I'm very glad President Obama on this occasion shows the ability to learn from his mistake.
"This is not the first time this group has targeted us," Obama said, reporting on some of the findings of an administration review into how intelligence agencies failed to prevent Umar Farouk Abdulmutallab from boarding Detroit-bound Northwest Flight 253.

In his most direct public language to date, Obama described the path through Yemen of Abdulmutallab. He also emphasized that the United States would continue its partnerships with friendly countries -- citing Yemen, in particular -- to fight terrorists and extremist groups.

The U.S. plans to more than double it its counterterrorism aid to the impoverished, fragmented Arab nation in the coming year to support Yemen's campaign against al-Qaida.

Obama's homeland security team has been piecing together just how Abdulmutallab was able to get on the plane. Officials have described flaws in the system and by those executing the strategy and have delivered a preliminary assessment.

A top counterterrorism official said Saturday that al-Qaida and others extremists are working to test U.S. defenses and launch an attack on American soil.

The failed attempt against the plane "is the starkest of reminders of the insidious terrorist threats we face," said Michael Leiter, director of the National Counterterrorism Center. "We know with absolute certainty that al-Qaida and those who support its ideology continue to refine their methods to test our defenses and pursue an attack on the homeland," he said.

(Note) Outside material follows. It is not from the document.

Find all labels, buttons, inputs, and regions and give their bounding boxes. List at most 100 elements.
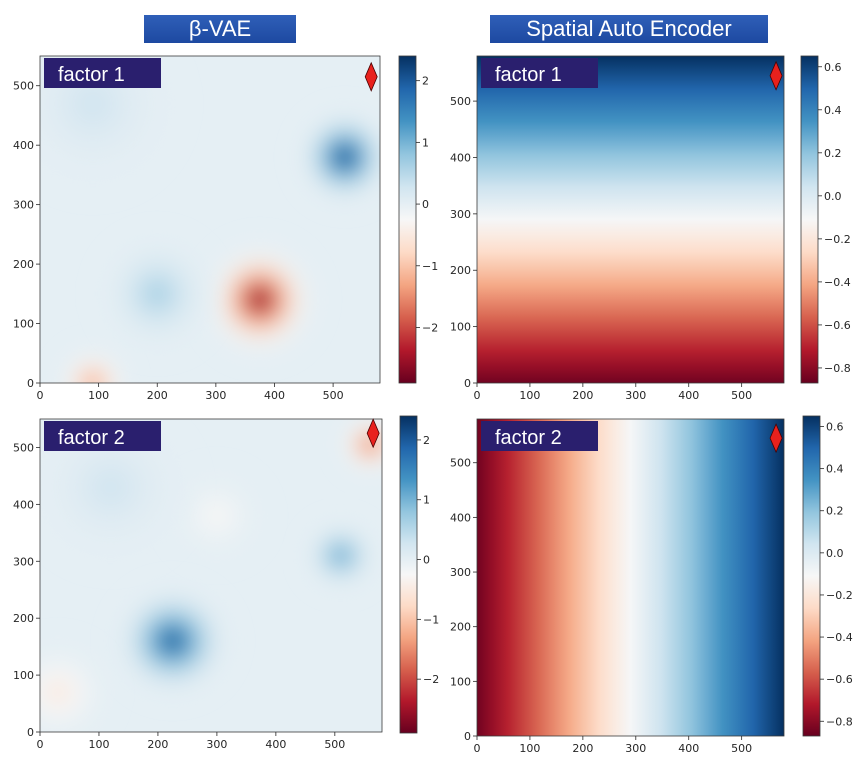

The center, part of the Office of the Director of National Intelligence, draws experts from the CIA, FBI, Pentagon and other agencies who try to ensure that clues about potential attacks are not missed.

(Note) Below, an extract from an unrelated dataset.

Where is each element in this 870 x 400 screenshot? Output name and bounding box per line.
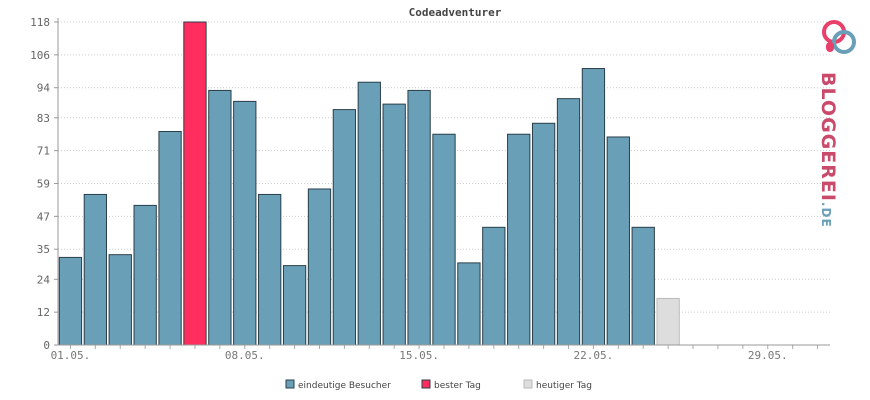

A senior administration official had said the United States increasingly was confident of a link between Abdulmutallab and an al-Qaida affiliate, but Obama's statement was the strongest connection between the two.

"We know that he traveled to Yemen, a country grappling with crushing poverty and deadly insurgencies. It appears that he joined an affiliate of al-Qaida, and that this group -- al-Qaida in the Arabian Peninsula -- trained him, equipped him with those explosives and directed him to attack that plane headed for America," the president said in his weekly radio and Internet address. It was released by the White House during Obama's vacation in Hawaii.

Officials have said Abdulmutallab's father warned the U.S. Embassy in Nigeria that his son had drifted into extremism in the al-Qaida hotbed of Yemen. Abdulmutallab's threat was only partially digested by the U.S. security apparatus and not linked with a visa history showing the young man could fly to the United States.